Thai Airways eyeing lease of jets and staff

Thai Airways eyeing lease of jets and staff

Loss-making carrier mulls fleet options

Thai Airways International may lease aircraft along with cabin staff as part of fleet and service improvement options.
Thai Airways International may lease aircraft along with cabin staff as part of fleet and service improvement options.

Thai Airways International (THAI) may lease aircraft along with cabin staff as part of fleet and service improvement options, according to Transport Minister Saksayam Chidchob.

The national carrier plans to procure 38 planes with its budget of 156 billion baht. However, it remains unclear whether the aircraft will be bought or leased.

On Wednesday, Mr Saksayam mulled the options of either leasing the planes with outsourced cabin attendants or leasing only the aircraft. He said he has instructed THAI to study the pros and cons of both options in line with the budget plan and flight routes.

The minister said he wanted the procurement issue finalised within this year.

He downplayed concerns that government regulations may not permit leasing aircraft with outsourced cabin staff. Regulations could be amended to remove obstacles, said Mr Saksayam, who also chairs the Civil Aviation Commission.

THAI president Sumeth Damrongchaitham said the airline was looking at ways of obtaining aircraft to suit its financial plan. All essential details were being considered, including the airline's current flight network and which aircraft models to purchase.

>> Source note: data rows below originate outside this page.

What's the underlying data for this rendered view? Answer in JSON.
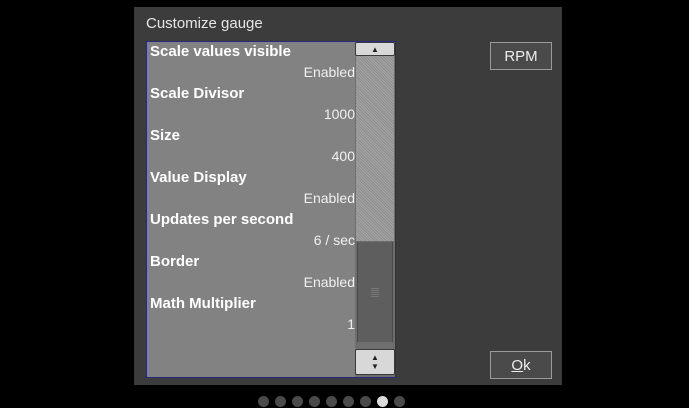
{
  "dialog": {
    "title": "Customize gauge",
    "items": [
      {
        "label": "Scale values visible",
        "value": "Enabled"
      },
      {
        "label": "Scale Divisor",
        "value": "1000"
      },
      {
        "label": "Size",
        "value": "400"
      },
      {
        "label": "Value Display",
        "value": "Enabled"
      },
      {
        "label": "Updates per second",
        "value": "6 / sec"
      },
      {
        "label": "Border",
        "value": "Enabled"
      },
      {
        "label": "Math Multiplier",
        "value": "1"
      }
    ],
    "gauge_button": "RPM",
    "ok_button": {
      "accel": "O",
      "rest": "k"
    }
  },
  "pager": {
    "count": 9,
    "active_index": 7
  },
  "colors": {
    "list_bg": "#828282",
    "dialog_bg": "#3c3c3c",
    "list_border": "#2a2a7a"
  }
}
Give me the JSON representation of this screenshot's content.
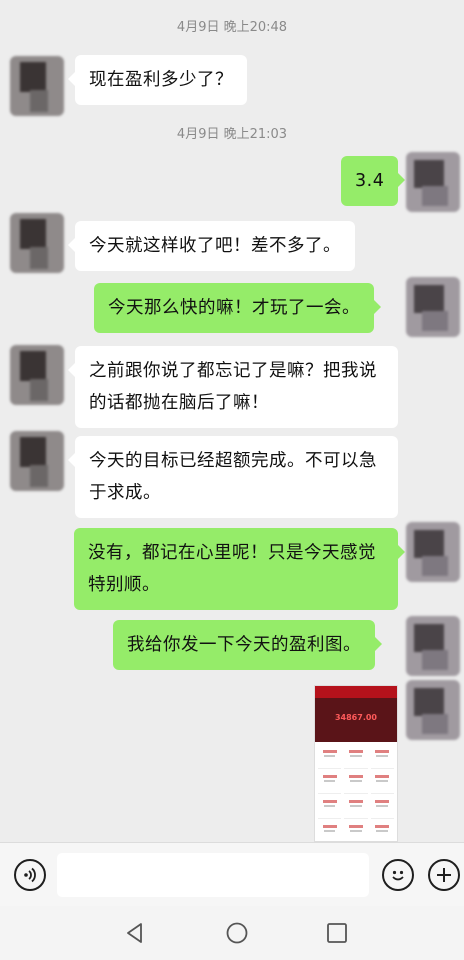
{
  "timestamps": [
    "4月9日 晚上20:48",
    "4月9日 晚上21:03"
  ],
  "messages": [
    {
      "side": "in",
      "text": "现在盈利多少了？"
    },
    {
      "side": "out",
      "text": "3.4"
    },
    {
      "side": "in",
      "text": "今天就这样收了吧！差不多了。"
    },
    {
      "side": "out",
      "text": "今天那么快的嘛！才玩了一会。"
    },
    {
      "side": "in",
      "text": "之前跟你说了都忘记了是嘛？把我说的话都抛在脑后了嘛！"
    },
    {
      "side": "in",
      "text": "今天的目标已经超额完成。不可以急于求成。"
    },
    {
      "side": "out",
      "text": "没有，都记在心里呢！只是今天感觉特别顺。"
    },
    {
      "side": "out",
      "text": "我给你发一下今天的盈利图。"
    }
  ],
  "profit_image": {
    "amount": "34867.00"
  },
  "input_bar": {
    "placeholder": ""
  },
  "icons": {
    "voice": "voice-icon",
    "emoji": "emoji-icon",
    "plus": "plus-icon",
    "nav_back": "back-triangle-icon",
    "nav_home": "home-circle-icon",
    "nav_recent": "recent-square-icon"
  },
  "colors": {
    "background": "#ededed",
    "incoming_bubble": "#ffffff",
    "outgoing_bubble": "#95ec69",
    "timestamp": "#8a8a8a"
  }
}
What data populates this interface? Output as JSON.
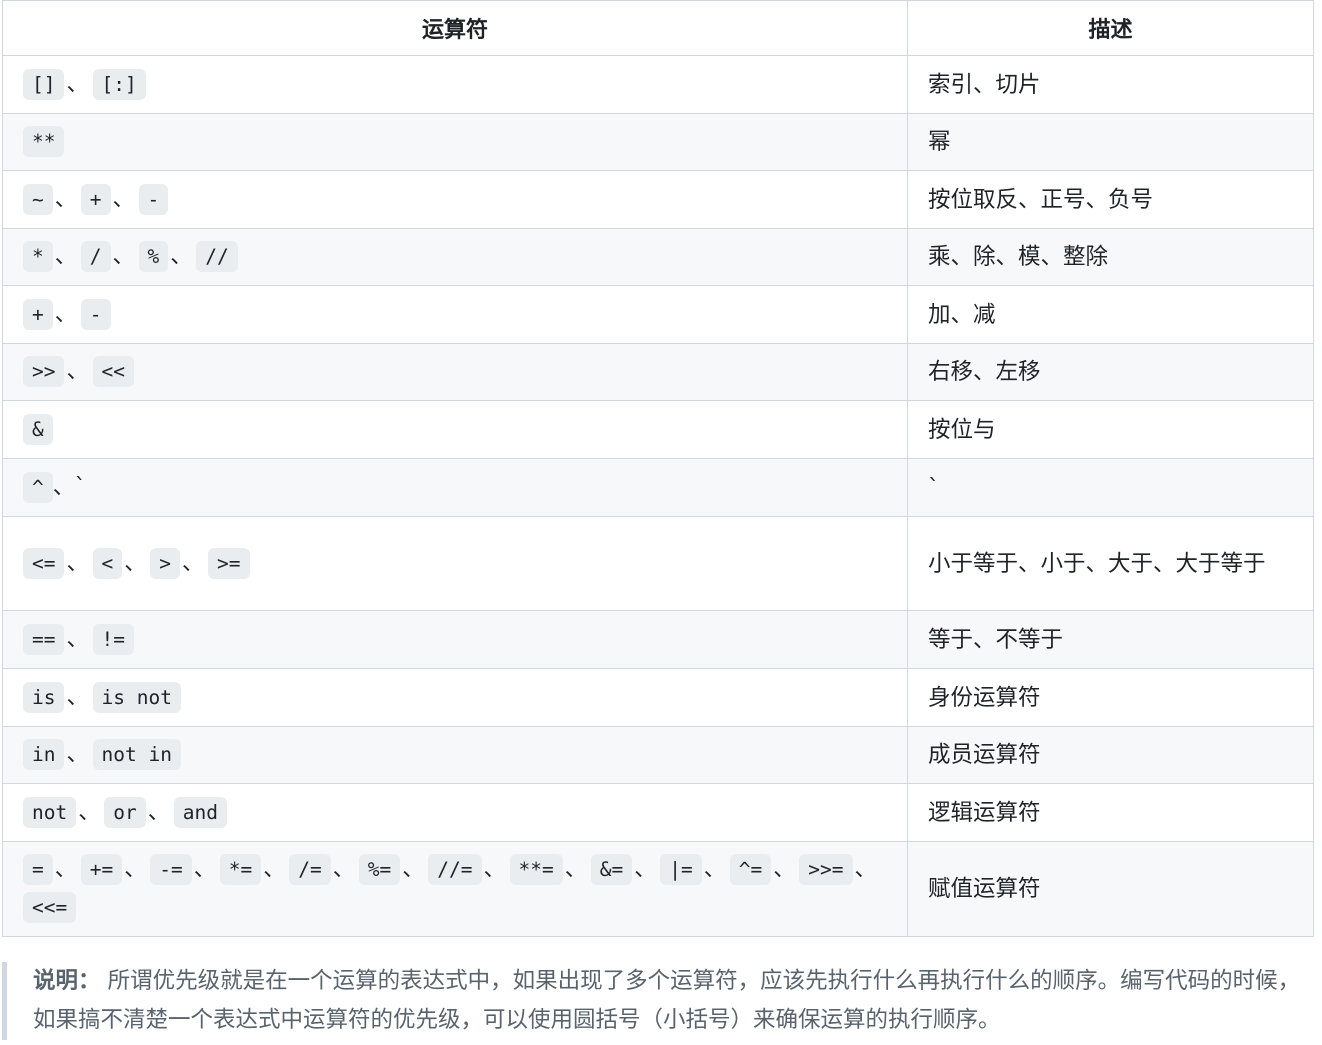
{
  "table": {
    "headers": [
      "运算符",
      "描述"
    ],
    "rows": [
      {
        "ops": [
          "[]",
          "[:]"
        ],
        "desc": "索引、切片",
        "h": 58
      },
      {
        "ops": [
          "**"
        ],
        "desc": "幂",
        "h": 57
      },
      {
        "ops": [
          "~",
          "+",
          "-"
        ],
        "desc": "按位取反、正号、负号",
        "h": 58
      },
      {
        "ops": [
          "*",
          "/",
          "%",
          "//"
        ],
        "desc": "乘、除、模、整除",
        "h": 57
      },
      {
        "ops": [
          "+",
          "-"
        ],
        "desc": "加、减",
        "h": 58
      },
      {
        "ops": [
          ">>",
          "<<"
        ],
        "desc": "右移、左移",
        "h": 57
      },
      {
        "ops": [
          "&"
        ],
        "desc": "按位与",
        "h": 58
      },
      {
        "ops": [
          "^"
        ],
        "ops_suffix": "、`",
        "desc": "`",
        "h": 58
      },
      {
        "ops": [
          "<=",
          "<",
          ">",
          ">="
        ],
        "desc": "小于等于、小于、大于、大于等于",
        "h": 94
      },
      {
        "ops": [
          "==",
          "!="
        ],
        "desc": "等于、不等于",
        "h": 58
      },
      {
        "ops": [
          "is",
          "is not"
        ],
        "desc": "身份运算符",
        "h": 58
      },
      {
        "ops": [
          "in",
          "not in"
        ],
        "desc": "成员运算符",
        "h": 57
      },
      {
        "ops": [
          "not",
          "or",
          "and"
        ],
        "desc": "逻辑运算符",
        "h": 58
      },
      {
        "ops": [
          "=",
          "+=",
          "-=",
          "*=",
          "/=",
          "%=",
          "//=",
          "**=",
          "&=",
          "|=",
          "^=",
          ">>=",
          "<<="
        ],
        "desc": "赋值运算符",
        "h": 95
      }
    ]
  },
  "note": {
    "label": "说明：",
    "text": "所谓优先级就是在一个运算的表达式中，如果出现了多个运算符，应该先执行什么再执行什么的顺序。编写代码的时候，如果搞不清楚一个表达式中运算符的优先级，可以使用圆括号（小括号）来确保运算的执行顺序。"
  }
}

He explained that the airline had drawn up its aircraft procurement plan sometime ago and it had been revised by the board. In light of Mr Saksayam's directive, the plan will be updated to include a three-way comparison between aircraft purchase, aircraft leasing with outsourced cabin crew, and leasing without cabin staff.

A ministry source said another possible option was an aircraft swap. However, that proposition would require altering regulations related to the Procurement and Hire Act of the Comptroller General's Department.

The source said the aircraft swap would not involve selling old planes to buy new ones -- a lengthy process that comes with steep depreciation costs. The Royal Thai Air Force sealed a similar deal in which it traded aircraft for vehicles.

Also, 17 of the 82 aircraft in THAI's fleet are due to be decommissioned starting next year.

THAI suffered a steep net loss of 11.1 billion baht in the first nine months of last year.